Public blockchains have a significant role to play in the future of financial markets, and Ethereum is well-positioned among these blockchains to act as a settlement layer. Understanding risk within the Ethereum ecosystem is crucial for building robust financial market applications.

The Benefits of Blockchain and Tokenization

For years, institutions have explored blockchain and tokenization in financial markets. The goal is to save time and money by streamlining settlement processes, using blockchain as a single source of truth among transaction participants, and reducing the need for cumbersome reconciliation efforts across participants’ records.

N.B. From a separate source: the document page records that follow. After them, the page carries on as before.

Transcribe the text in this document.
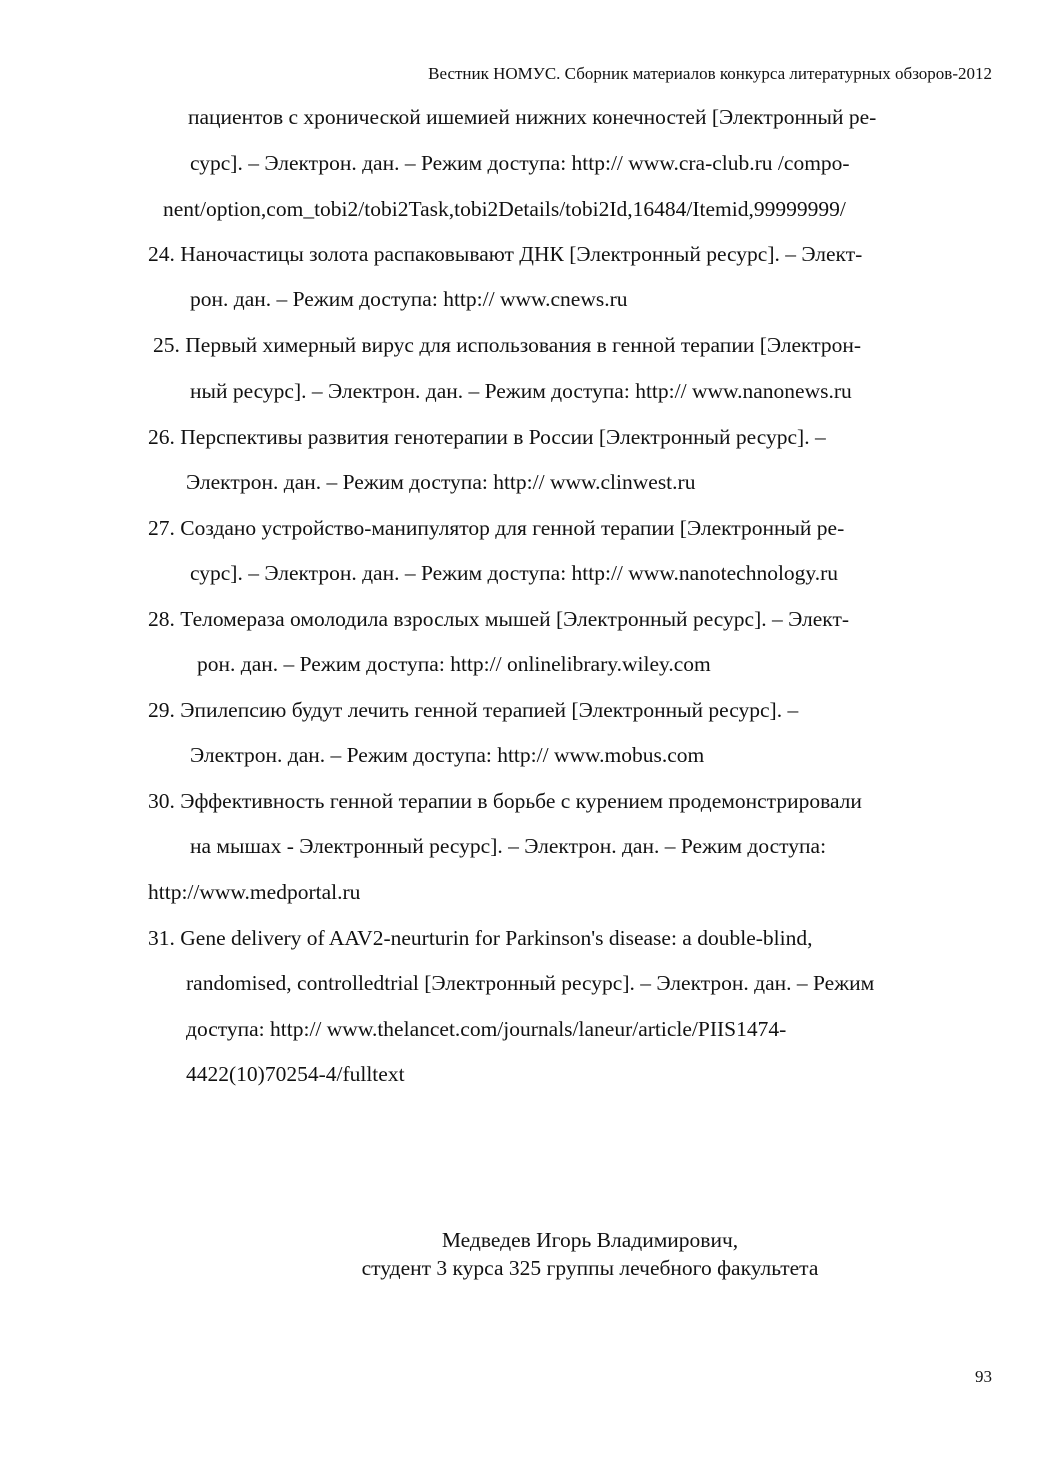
Вестник НОМУС. Сборник материалов конкурса литературных обзоров-2012
пациентов с хронической ишемией нижних конечностей [Электронный ре-
сурс]. – Электрон. дан. – Режим доступа: http:// www.cra-club.ru /compo-
nent/option,com_tobi2/tobi2Task,tobi2Details/tobi2Id,16484/Itemid,99999999/
24. Наночастицы золота распаковывают ДНК [Электронный ресурс]. – Элект-
рон. дан. – Режим доступа: http:// www.cnews.ru
25. Первый химерный вирус для использования в генной терапии [Электрон-
ный ресурс]. – Электрон. дан. – Режим доступа: http:// www.nanonews.ru
26. Перспективы развития генотерапии в России [Электронный ресурс]. –
Электрон. дан. – Режим доступа: http:// www.clinwest.ru
27. Создано устройство-манипулятор для генной терапии [Электронный ре-
сурс]. – Электрон. дан. – Режим доступа: http:// www.nanotechnology.ru
28. Теломераза омолодила взрослых мышей [Электронный ресурс]. – Элект-
рон. дан. – Режим доступа: http:// onlinelibrary.wiley.com
29. Эпилепсию будут лечить генной терапией [Электронный ресурс]. –
Электрон. дан. – Режим доступа: http:// www.mobus.com
30. Эффективность генной терапии в борьбе с курением продемонстрировали
на мышах - Электронный ресурс]. – Электрон. дан. – Режим доступа:
http://www.medportal.ru
31. Gene delivery of AAV2-neurturin for Parkinson's disease: a double-blind,
randomised, controlledtrial [Электронный ресурс]. – Электрон. дан. – Режим
доступа: http:// www.thelancet.com/journals/laneur/article/PIIS1474-
4422(10)70254-4/fulltext
Медведев Игорь Владимирович,
студент 3 курса 325 группы лечебного факультета
93
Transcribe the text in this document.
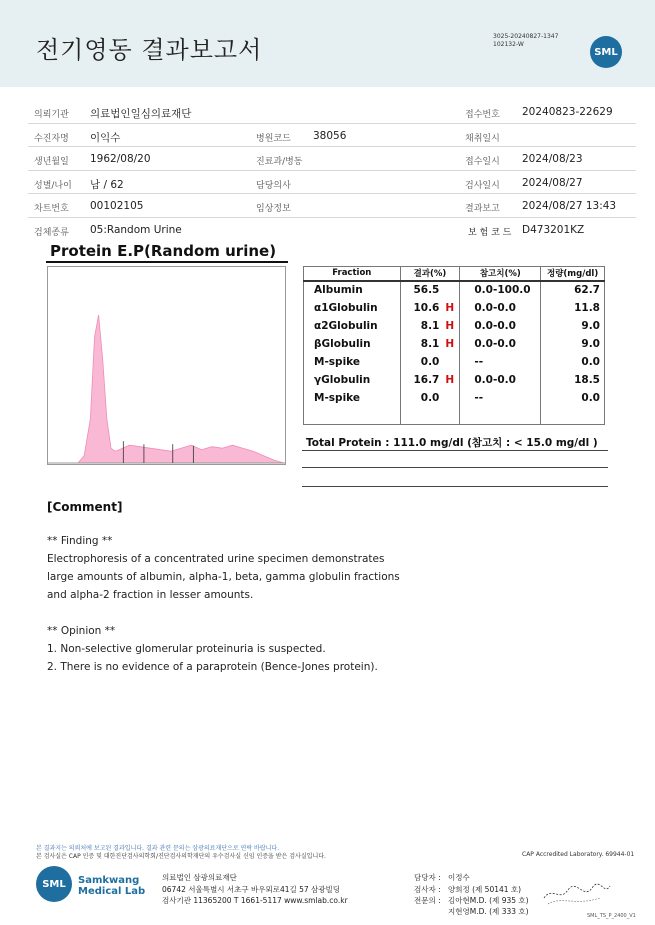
전기영동 결과보고서	3025-20240827-1347
102132-W
SML
의뢰기관 의료법인일심의료재단	접수번호 20240823-22629
수진자명 이익수	병원코드 38056	채취일시
생년월일 1962/08/20	진료과/병동	접수일시 2024/08/23
성별/나이 남 / 62	담당의사	검사일시 2024/08/27
차트번호 00102105	임상정보	결과보고 2024/08/27 13:43
검체종류 05:Random Urine	보 험 코 드 D473201KZ
Protein E.P(Random urine)
Fraction	결과(%)	참고치(%)	정량(mg/dl)
Albumin	56.5	0.0-100.0	62.7
α1Globulin	10.6 H	0.0-0.0	11.8
α2Globulin	8.1 H	0.0-0.0	9.0
βGlobulin	8.1 H	0.0-0.0	9.0
M-spike	0.0	--	0.0
γGlobulin	16.7 H	0.0-0.0	18.5
M-spike	0.0	--	0.0

Total Protein : 111.0 mg/dl (참고치 : < 15.0 mg/dl )
[Comment]
** Finding **
Electrophoresis of a concentrated urine specimen demonstrates
large amounts of albumin, alpha-1, beta, gamma globulin fractions
and alpha-2 fraction in lesser amounts.
** Opinion **
1. Non-selective glomerular proteinuria is suspected.
2. There is no evidence of a paraprotein (Bence-Jones protein).
본 결과지는 의뢰처에 보고된 결과입니다. 결과 관련 문의는 삼광의료재단으로 연락 바랍니다.
본 검사실은 CAP 인증 및 대한진단검사의학회/진단검사의학재단의 우수검사실 신임 인증을 받은 검사실입니다.	CAP Accredited Laboratory. 69944-01
SML	Samkwang
Medical Lab
의료법인 삼광의료재단
06742 서울특별시 서초구 바우뫼로41길 57 삼광빌딩
검사기관 11365200 T 1661-5117 www.smlab.co.kr
담당자 : 이정수
검사자 : 양희정 (제 50141 호)
전문의 : 김아현M.D. (제 935 호)
지현영M.D. (제 333 호)	SML_TS_P_2400_V1
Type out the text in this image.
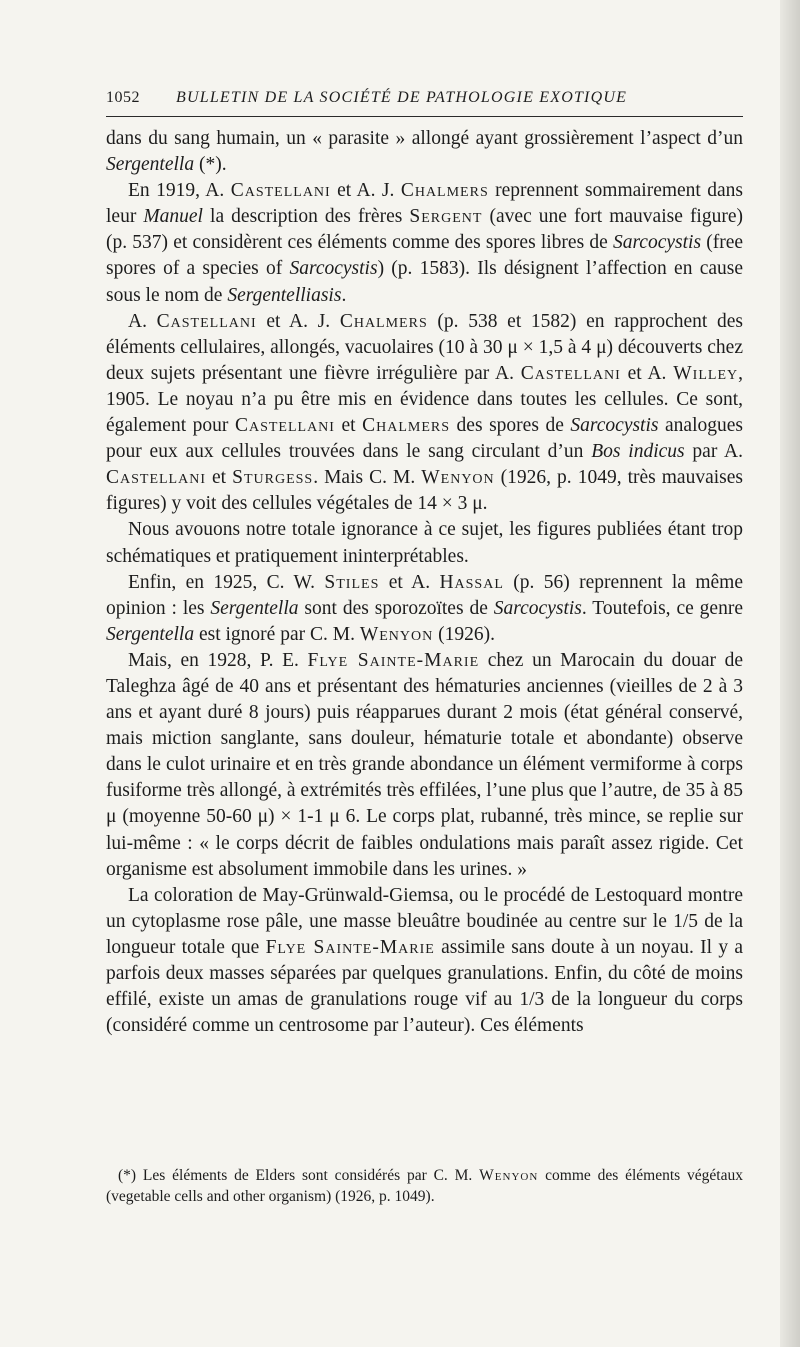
1052 BULLETIN DE LA SOCIÉTÉ DE PATHOLOGIE EXOTIQUE

dans du sang humain, un « parasite » allongé ayant grossièrement l’aspect d’un Sergentella (*).

En 1919, A. Castellani et A. J. Chalmers reprennent sommairement dans leur Manuel la description des frères Sergent (avec une fort mauvaise figure) (p. 537) et considèrent ces éléments comme des spores libres de Sarcocystis (free spores of a species of Sarcocystis) (p. 1583). Ils désignent l’affection en cause sous le nom de Sergentelliasis.

A. Castellani et A. J. Chalmers (p. 538 et 1582) en rapprochent des éléments cellulaires, allongés, vacuolaires (10 à 30 μ × 1,5 à 4 μ) découverts chez deux sujets présentant une fièvre irrégulière par A. Castellani et A. Willey, 1905. Le noyau n’a pu être mis en évidence dans toutes les cellules. Ce sont, également pour Castellani et Chalmers des spores de Sarcocystis analogues pour eux aux cellules trouvées dans le sang circulant d’un Bos indicus par A. Castellani et Sturgess. Mais C. M. Wenyon (1926, p. 1049, très mauvaises figures) y voit des cellules végétales de 14 × 3 μ.

Nous avouons notre totale ignorance à ce sujet, les figures publiées étant trop schématiques et pratiquement ininterprétables.

Enfin, en 1925, C. W. Stiles et A. Hassal (p. 56) reprennent la même opinion : les Sergentella sont des sporozoïtes de Sarcocystis. Toutefois, ce genre Sergentella est ignoré par C. M. Wenyon (1926).

Mais, en 1928, P. E. Flye Sainte-Marie chez un Marocain du douar de Taleghza âgé de 40 ans et présentant des hématuries anciennes (vieilles de 2 à 3 ans et ayant duré 8 jours) puis réapparues durant 2 mois (état général conservé, mais miction sanglante, sans douleur, hématurie totale et abondante) observe dans le culot urinaire et en très grande abondance un élément vermiforme à corps fusiforme très allongé, à extrémités très effilées, l’une plus que l’autre, de 35 à 85 μ (moyenne 50-60 μ) × 1-1 μ 6. Le corps plat, rubanné, très mince, se replie sur lui-même : « le corps décrit de faibles ondulations mais paraît assez rigide. Cet organisme est absolument immobile dans les urines. »

La coloration de May-Grünwald-Giemsa, ou le procédé de Lestoquard montre un cytoplasme rose pâle, une masse bleuâtre boudinée au centre sur le 1/5 de la longueur totale que Flye Sainte-Marie assimile sans doute à un noyau. Il y a parfois deux masses séparées par quelques granulations. Enfin, du côté de moins effilé, existe un amas de granulations rouge vif au 1/3 de la longueur du corps (considéré comme un centrosome par l’auteur). Ces éléments

(*) Les éléments de Elders sont considérés par C. M. Wenyon comme des éléments végétaux (vegetable cells and other organism) (1926, p. 1049).
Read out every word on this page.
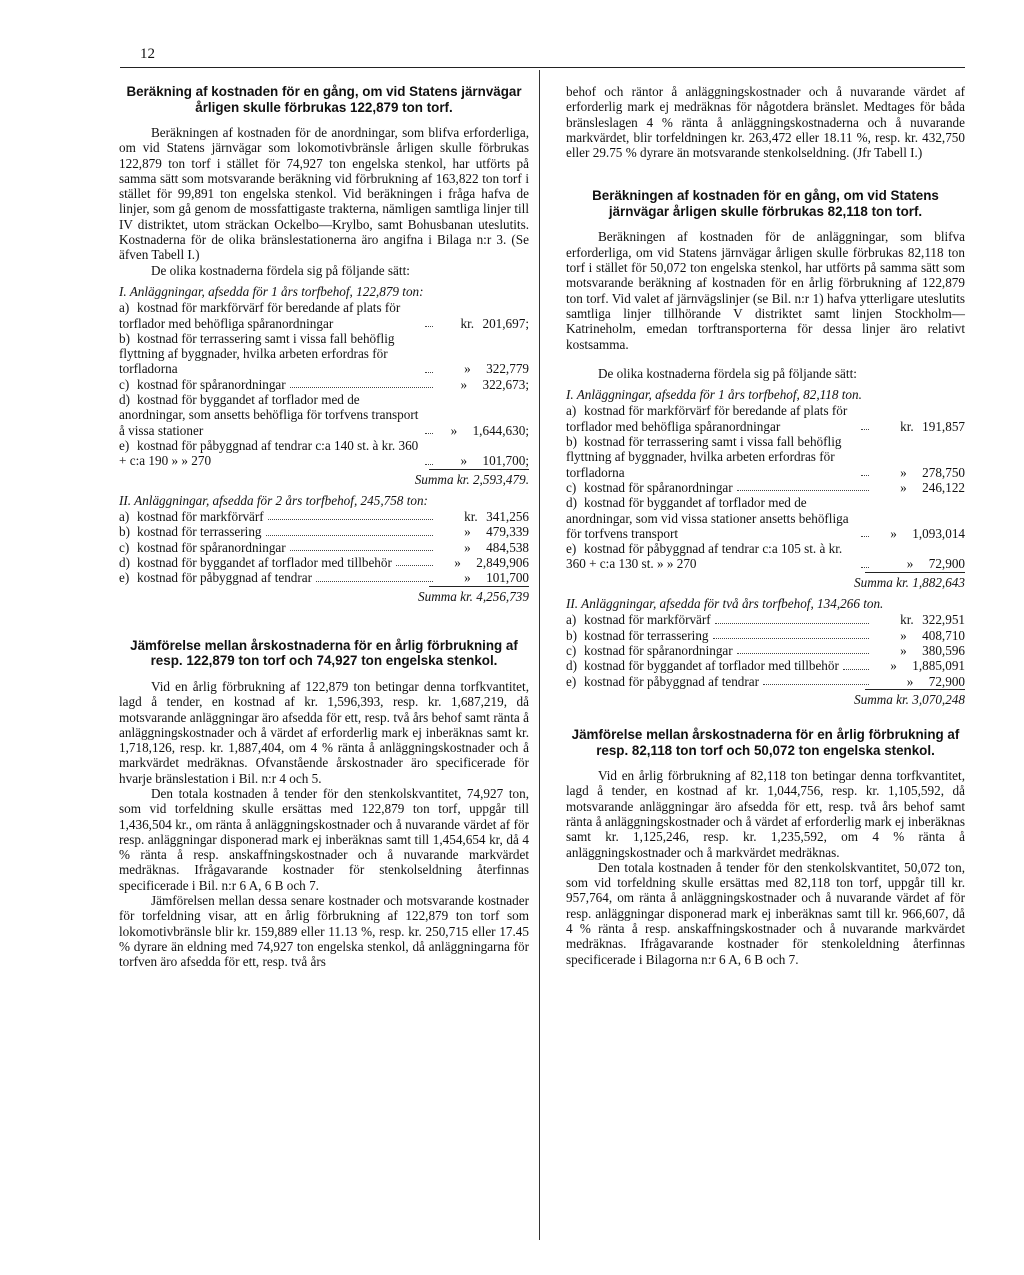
12
Beräkning af kostnaden för en gång, om vid Statens järnvägar årligen skulle förbrukas 122,879 ton torf.

Beräkningen af kostnaden för de anordningar, som blifva erforderliga, om vid Statens järnvägar som lokomotivbränsle årligen skulle förbrukas 122,879 ton torf i stället för 74,927 ton engelska stenkol, har utförts på samma sätt som motsvarande beräkning vid förbrukning af 163,822 ton torf i stället för 99,891 ton engelska stenkol. Vid beräkningen i fråga hafva de linjer, som gå genom de mossfattigaste trakterna, nämligen samtliga linjer till IV distriktet, utom sträckan Ockelbo—Krylbo, samt Bohusbanan uteslutits. Kostnaderna för de olika bränslestationerna äro angifna i Bilaga n:r 3. (Se äfven Tabell I.)

De olika kostnaderna fördela sig på följande sätt:

I. Anläggningar, afsedda för 1 års torfbehof, 122,879 ton:
a) kostnad för markförvärf för beredande af plats för torflador med behöfliga spåranordningar	kr. 201,697;
b) kostnad för terrassering samt i vissa fall behöflig flyttning af byggnader, hvilka arbeten erfordras för torfladorna	» 322,779
c) kostnad för spåranordningar	» 322,673;
d) kostnad för byggandet af torflador med de anordningar, som ansetts behöfliga för torfvens transport å vissa stationer	» 1,644,630;
e) kostnad för påbyggnad af tendrar c:a 140 st. à kr. 360 + c:a 190 » » 270	» 101,700;
Summa kr. 2,593,479.
II. Anläggningar, afsedda för 2 års torfbehof, 245,758 ton:
a) kostnad för markförvärf	kr. 341,256
b) kostnad för terrassering	» 479,339
c) kostnad för spåranordningar	» 484,538
d) kostnad för byggandet af torflador med tillbehör	» 2,849,906
e) kostnad för påbyggnad af tendrar	» 101,700
Summa kr. 4,256,739
Jämförelse mellan årskostnaderna för en årlig förbrukning af resp. 122,879 ton torf och 74,927 ton engelska stenkol.

Vid en årlig förbrukning af 122,879 ton betingar denna torfkvantitet, lagd å tender, en kostnad af kr. 1,596,393, resp. kr. 1,687,219, då motsvarande anläggningar äro afsedda för ett, resp. två års behof samt ränta å anläggningskostnader och å värdet af erforderlig mark ej inberäknas samt kr. 1,718,126, resp. kr. 1,887,404, om 4 % ränta å anläggningskostnader och å markvärdet medräknas. Ofvanstående årskostnader äro specificerade för hvarje bränslestation i Bil. n:r 4 och 5.

Den totala kostnaden å tender för den stenkolskvantitet, 74,927 ton, som vid torfeldning skulle ersättas med 122,879 ton torf, uppgår till 1,436,504 kr., om ränta å anläggningskostnader och å nuvarande värdet af för resp. anläggningar disponerad mark ej inberäknas samt till 1,454,654 kr, då 4 % ränta å resp. anskaffningskostnader och å nuvarande markvärdet medräknas. Ifrågavarande kostnader för stenkolseldning återfinnas specificerade i Bil. n:r 6 A, 6 B och 7.

Jämförelsen mellan dessa senare kostnader och motsvarande kostnader för torfeldning visar, att en årlig förbrukning af 122,879 ton torf som lokomotivbränsle blir kr. 159,889 eller 11.13 %, resp. kr. 250,715 eller 17.45 % dyrare än eldning med 74,927 ton engelska stenkol, då anläggningarna för torfven äro afsedda för ett, resp. två års

behof och räntor å anläggningskostnader och å nuvarande värdet af erforderlig mark ej medräknas för någotdera bränslet. Medtages för båda bränsleslagen 4 % ränta å anläggningskostnaderna och å nuvarande markvärdet, blir torfeldningen kr. 263,472 eller 18.11 %, resp. kr. 432,750 eller 29.75 % dyrare än motsvarande stenkolseldning. (Jfr Tabell I.)

Beräkningen af kostnaden för en gång, om vid Statens järnvägar årligen skulle förbrukas 82,118 ton torf.

Beräkningen af kostnaden för de anläggningar, som blifva erforderliga, om vid Statens järnvägar årligen skulle förbrukas 82,118 ton torf i stället för 50,072 ton engelska stenkol, har utförts på samma sätt som motsvarande beräkning af kostnaden för en årlig förbrukning af 122,879 ton torf. Vid valet af järnvägslinjer (se Bil. n:r 1) hafva ytterligare uteslutits samtliga linjer tillhörande V distriktet samt linjen Stockholm—Katrineholm, emedan torftransporterna för dessa linjer äro relativt kostsamma.

De olika kostnaderna fördela sig på följande sätt:

I. Anläggningar, afsedda för 1 års torfbehof, 82,118 ton.
a) kostnad för markförvärf för beredande af plats för torflador med behöfliga spåranordningar	kr. 191,857
b) kostnad för terrassering samt i vissa fall behöflig flyttning af byggnader, hvilka arbeten erfordras för torfladorna	» 278,750
c) kostnad för spåranordningar	» 246,122
d) kostnad för byggandet af torflador med de anordningar, som vid vissa stationer ansetts behöfliga för torfvens transport	» 1,093,014
e) kostnad för påbyggnad af tendrar c:a 105 st. à kr. 360 + c:a 130 st. » » 270	» 72,900
Summa kr. 1,882,643
II. Anläggningar, afsedda för två års torfbehof, 134,266 ton.
a) kostnad för markförvärf	kr. 322,951
b) kostnad för terrassering	» 408,710
c) kostnad för spåranordningar	» 380,596
d) kostnad för byggandet af torflador med tillbehör	» 1,885,091
e) kostnad för påbyggnad af tendrar	» 72,900
Summa kr. 3,070,248
Jämförelse mellan årskostnaderna för en årlig förbrukning af resp. 82,118 ton torf och 50,072 ton engelska stenkol.

Vid en årlig förbrukning af 82,118 ton betingar denna torfkvantitet, lagd å tender, en kostnad af kr. 1,044,756, resp. kr. 1,105,592, då motsvarande anläggningar äro afsedda för ett, resp. två års behof samt ränta å anläggningskostnader och å värdet af erforderlig mark ej inberäknas samt kr. 1,125,246, resp. kr. 1,235,592, om 4 % ränta å anläggningskostnader och å markvärdet medräknas.

Den totala kostnaden å tender för den stenkolskvantitet, 50,072 ton, som vid torfeldning skulle ersättas med 82,118 ton torf, uppgår till kr. 957,764, om ränta å anläggningskostnader och å nuvarande värdet af för resp. anläggningar disponerad mark ej inberäknas samt till kr. 966,607, då 4 % ränta å resp. anskaffningskostnader och å nuvarande markvärdet medräknas. Ifrågavarande kostnader för stenkoleldning återfinnas specificerade i Bilagorna n:r 6 A, 6 B och 7.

Institutions also aim to make more asset types easier to use as collateral and manage liquidity more efficiently through intraday transactions. Holding assets as tokens on a blockchain offers an improvement over existing systems for most investors, potentially allowing for the tokenization of most financial assets. In the long run, this could lead to the tokenization of all assets.

Real Use Cases but Small Volumes

Key use cases in traditional financial markets include digital bonds (issuance of a bond as a token on a blockchain) and tokenized Treasuries (shares in a fund holding US Treasuries). These digital bonds span across sovereign, local governments, banks, multilateral institutions, and corporates.

Traditional financial incumbents have also set up tokenized money market funds. However, the volumes of digital bonds and tokenized money market funds remain a tiny fraction of those in traditional markets. What are the barriers to broader adoption?

Challenges to Adoption

Interoperability

The first key challenge is interoperability. Investors need access to the blockchains where tokenized assets are built, and institutions need to connect their legacy systems to these blockchains. Digital bond issuers have primarily used private permissioned blockchains, creating “walled gardens” that hinder a liquid secondary market.

Different paths are emerging to address these challenges, including:

  • Public blockchains: Recent months have seen digital bonds issued on public blockchains like Ethereum and Polygon.
  • Private permissioned blockchains shared between partner institutions.
  • Cross-chain communication technologies to enhance interaction between different private and public chains while mitigating security risks.

On-chain Payments

The second key challenge is executing the cash leg of payments on-chain. Most digital bonds still use traditional payment systems, limiting the benefits of on-chain issuance. However, recent developments in Switzerland have seen the first digital bonds using on-chain payments with a wholesale digital Swiss Franc issued by the Swiss National Bank.

In other jurisdictions, privately issued stablecoins may support the on-chain cash leg in financial transactions. Emerging regulatory frameworks will enhance investor appetite for stablecoins, boosting the adoption of on-chain payments.

Legal and Regulatory Considerations

Institutions remain cautious due to legal and regulatory questions, particularly regarding privacy, KYC/AML obligations, and whether these can be met using public blockchains like Ethereum. Technical innovations are emerging to address these challenges, including:

  • Zero-knowledge-proof technology for privacy applications.
  • New token standards (such as ERC-3643 for Ethereum) for transaction permissioning at the asset level.

Ethereum’s Position in Financial Markets

Among public blockchains, Ethereum is well-positioned to gain adoption in financial markets. It holds most of the liquidity in institutional-focused stablecoins and benefits from mature technology in its execution and consensus mechanisms, token standards, and decentralized finance markets.

Many private blockchains used in financial markets are compatible with Ethereum’s virtual machine, allowing institutions to keep pace with innovation and talent.

Managing Ethereum’s Ecosystem Risks

Ethereum’s success in financial markets will depend on institutions’ ability to understand and monitor concentration risks within its ecosystem. Ethereum requires the consensus of two-thirds of the network’s validators to finalize each new block. If more than one-third of validators are offline, blocks cannot be finalized. Therefore, it is crucial to monitor concentration risks, particularly:

  • No single entity should control a third of validator nodes. The largest staking concentration (29%) is through the Lido decentralized staking protocol, but these nodes are operated by various operators.
  • Diversification of client software packages run by validators mitigates the risk of network outages from software bugs. Client concentration risk persists but is monitored closely.
  • Validators are not concentrated through a single cloud provider, with the largest exposure hosted by a single provider at only 16% of validators.